Remarking that the Will being a testamentary document did not find a place u/s 17 of the Registration Act, the Court observed that registration of a Will is only an additional or attending circumstance in proving it with the rebuttable presumption available under Section 114(e) of the Indian Evidence Act.
To adjudicate with regards to appellant's contention that there was no pleading disputing exhibit P4, the bench relied on Bacchaj Nahar v. Nilima Mandal (2008) 17 SCC 491 and observed that,
"A relief can only be on the basis of the pleadings alone. Evidence is also to be based on such pleadings. The only exception would be when the parties know each other's case very well and such a pleading is implicit in an issue. Additionally, a court can take judicial note of a fact when it is so apparent on the face of the record."
The bench in the judgement authored by Justice MM Sundresh also observed that though the first appellate court is the final court of fact and law, it has to fall in line with the scope and ambit of Section 96 of the Code.
"The first appellate court while exercising power under Section 96 can re-do the exercise of the trial court. However, such power is expected to be exercised with caution. The reason being, the trial court alone has the pleasure of seeing the demeanour of the witness. Therefore, it has got its own advantage in assessing the statement of the witnesses which may not be available to the appellate court. In exercising such a power, the appellate court has to keep in mind the views of the trial court. If it finds that the trial court is wrong, its decision should be on the reasoning given. A mere substitution of views, without discussing the findings of the trial court, by the appellate court is not permissible. If two views are possible, it would only be appropriate to go with the view expressed by the trial court. While adopting reasoning in support of its findings, the appellate court is not expected to go on moral grounds alone," bench noted.

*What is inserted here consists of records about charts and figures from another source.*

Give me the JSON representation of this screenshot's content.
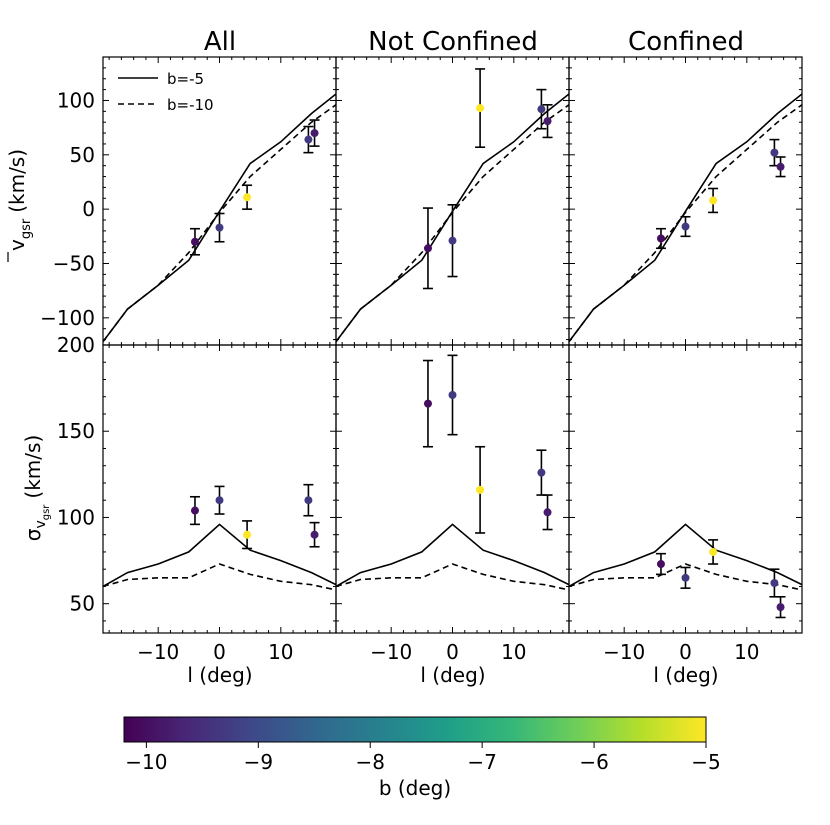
{
  "figure": {
    "x_axis_label": "l (deg)",
    "y_label_top_main": "v",
    "y_label_top_sub": "gsr",
    "y_label_top_unit": "(km/s)",
    "y_label_bottom_main": "σ",
    "y_label_bottom_sub1": "v",
    "y_label_bottom_sub2": "gsr",
    "y_label_bottom_unit": "(km/s)",
    "legend": [
      {
        "label": "b=-5",
        "style": "solid"
      },
      {
        "label": "b=-10",
        "style": "dashed"
      }
    ],
    "colorbar": {
      "label": "b (deg)",
      "range": [
        -10.2,
        -5.0
      ],
      "ticks": [
        -10,
        -9,
        -8,
        -7,
        -6,
        -5
      ],
      "tick_labels": [
        "−10",
        "−9",
        "−8",
        "−7",
        "−6",
        "−5"
      ],
      "colormap": [
        "#440154",
        "#482878",
        "#3e4989",
        "#31688e",
        "#26828e",
        "#1f9e89",
        "#35b779",
        "#6ece58",
        "#b5de2b",
        "#fde725"
      ]
    }
  },
  "chart_data": {
    "type": "scatter",
    "columns": [
      "All",
      "Not Confined",
      "Confined"
    ],
    "xlim": [
      -19,
      19
    ],
    "x_ticks": [
      -10,
      0,
      10
    ],
    "x_tick_labels": [
      "−10",
      "0",
      "10"
    ],
    "rows": [
      {
        "quantity": "mean_vgsr",
        "ylim": [
          -125,
          140
        ],
        "y_ticks": [
          -100,
          -50,
          0,
          50,
          100
        ],
        "y_tick_labels": [
          "−100",
          "−50",
          "0",
          "50",
          "100"
        ],
        "model_lines": [
          {
            "name": "b=-5",
            "style": "solid",
            "x": [
              -19,
              -15,
              -10,
              -5,
              0,
              5,
              10,
              15,
              19
            ],
            "y": [
              -122,
              -92,
              -70,
              -47,
              -2,
              42,
              62,
              88,
              106
            ]
          },
          {
            "name": "b=-10",
            "style": "dashed",
            "x": [
              -19,
              -15,
              -10,
              -5,
              0,
              5,
              10,
              15,
              19
            ],
            "y": [
              -122,
              -92,
              -70,
              -40,
              -3,
              30,
              55,
              80,
              96
            ]
          }
        ],
        "panels": [
          {
            "points": [
              {
                "x": -4.0,
                "y": -30,
                "err": 12,
                "b": -10.0
              },
              {
                "x": 0.0,
                "y": -17,
                "err": 13,
                "b": -9.3
              },
              {
                "x": 4.5,
                "y": 11,
                "err": 11,
                "b": -5.0
              },
              {
                "x": 14.5,
                "y": 64,
                "err": 12,
                "b": -9.3
              },
              {
                "x": 15.5,
                "y": 70,
                "err": 12,
                "b": -9.8
              }
            ]
          },
          {
            "points": [
              {
                "x": -4.0,
                "y": -36,
                "err": 37,
                "b": -10.0
              },
              {
                "x": 0.0,
                "y": -29,
                "err": 33,
                "b": -9.3
              },
              {
                "x": 4.5,
                "y": 93,
                "err": 36,
                "b": -5.0
              },
              {
                "x": 14.5,
                "y": 92,
                "err": 18,
                "b": -9.3
              },
              {
                "x": 15.5,
                "y": 81,
                "err": 15,
                "b": -9.8
              }
            ]
          },
          {
            "points": [
              {
                "x": -4.0,
                "y": -27,
                "err": 9,
                "b": -10.0
              },
              {
                "x": 0.0,
                "y": -16,
                "err": 9,
                "b": -9.3
              },
              {
                "x": 4.5,
                "y": 8,
                "err": 11,
                "b": -5.0
              },
              {
                "x": 14.5,
                "y": 52,
                "err": 12,
                "b": -9.3
              },
              {
                "x": 15.5,
                "y": 39,
                "err": 9,
                "b": -9.8
              }
            ]
          }
        ]
      },
      {
        "quantity": "sigma_vgsr",
        "ylim": [
          33,
          200
        ],
        "y_ticks": [
          50,
          100,
          150,
          200
        ],
        "y_tick_labels": [
          "50",
          "100",
          "150",
          "200"
        ],
        "model_lines": [
          {
            "name": "b=-5",
            "style": "solid",
            "x": [
              -19,
              -15,
              -10,
              -5,
              0,
              5,
              10,
              15,
              19
            ],
            "y": [
              60,
              68,
              73,
              80,
              96,
              81,
              75,
              68,
              61
            ]
          },
          {
            "name": "b=-10",
            "style": "dashed",
            "x": [
              -19,
              -15,
              -10,
              -5,
              0,
              5,
              10,
              15,
              19
            ],
            "y": [
              60,
              64,
              65,
              65,
              73,
              67,
              63,
              61,
              58
            ]
          }
        ],
        "panels": [
          {
            "points": [
              {
                "x": -4.0,
                "y": 104,
                "err": 8,
                "b": -10.0
              },
              {
                "x": 0.0,
                "y": 110,
                "err": 8,
                "b": -9.3
              },
              {
                "x": 4.5,
                "y": 90,
                "err": 8,
                "b": -5.0
              },
              {
                "x": 14.5,
                "y": 110,
                "err": 9,
                "b": -9.3
              },
              {
                "x": 15.5,
                "y": 90,
                "err": 7,
                "b": -9.8
              }
            ]
          },
          {
            "points": [
              {
                "x": -4.0,
                "y": 166,
                "err": 25,
                "b": -10.0
              },
              {
                "x": 0.0,
                "y": 171,
                "err": 23,
                "b": -9.3
              },
              {
                "x": 4.5,
                "y": 116,
                "err": 25,
                "b": -5.0
              },
              {
                "x": 14.5,
                "y": 126,
                "err": 13,
                "b": -9.3
              },
              {
                "x": 15.5,
                "y": 103,
                "err": 10,
                "b": -9.8
              }
            ]
          },
          {
            "points": [
              {
                "x": -4.0,
                "y": 73,
                "err": 6,
                "b": -10.0
              },
              {
                "x": 0.0,
                "y": 65,
                "err": 6,
                "b": -9.3
              },
              {
                "x": 4.5,
                "y": 80,
                "err": 7,
                "b": -5.0
              },
              {
                "x": 14.5,
                "y": 62,
                "err": 8,
                "b": -9.3
              },
              {
                "x": 15.5,
                "y": 48,
                "err": 6,
                "b": -9.8
              }
            ]
          }
        ]
      }
    ]
  }
}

The bench took note of the fact that the appellant complied with the mandate of Section 63 of the Indian Succession Act along with Section 68 of the Indian Evidence Act and that appellant's siblings being present at the time of execution of the registered will did not raise any demur.
"Both the Courts found that Exhibit D1 is a forged and fabricated document. The alleged mortgage in favour of Respondent No.1 has not been proved. The Appellate Court, in our considered view, has unnecessarily created a suspicion when there is none. The Respondents have not denied the factum of the execution of Exhibit P4. The very fact that they made reliance upon Exhibit D1, which took note of Exhibit P4 as validly done, there is no need for any suspicion on the part of the High Court. That too, when the Trial Court did not find any. Such a suspicion, as stated earlier, did not arise from either of the siblings of the Appellant who would otherwise be entitled to a share in the Suit Property. Their exclusion will not enure to the benefit of the Defendants who are bound by the recitals under Exhibit D1 and averments made in their written statement," the Top Court observed to allow the appeal and set aside High Court's judgement.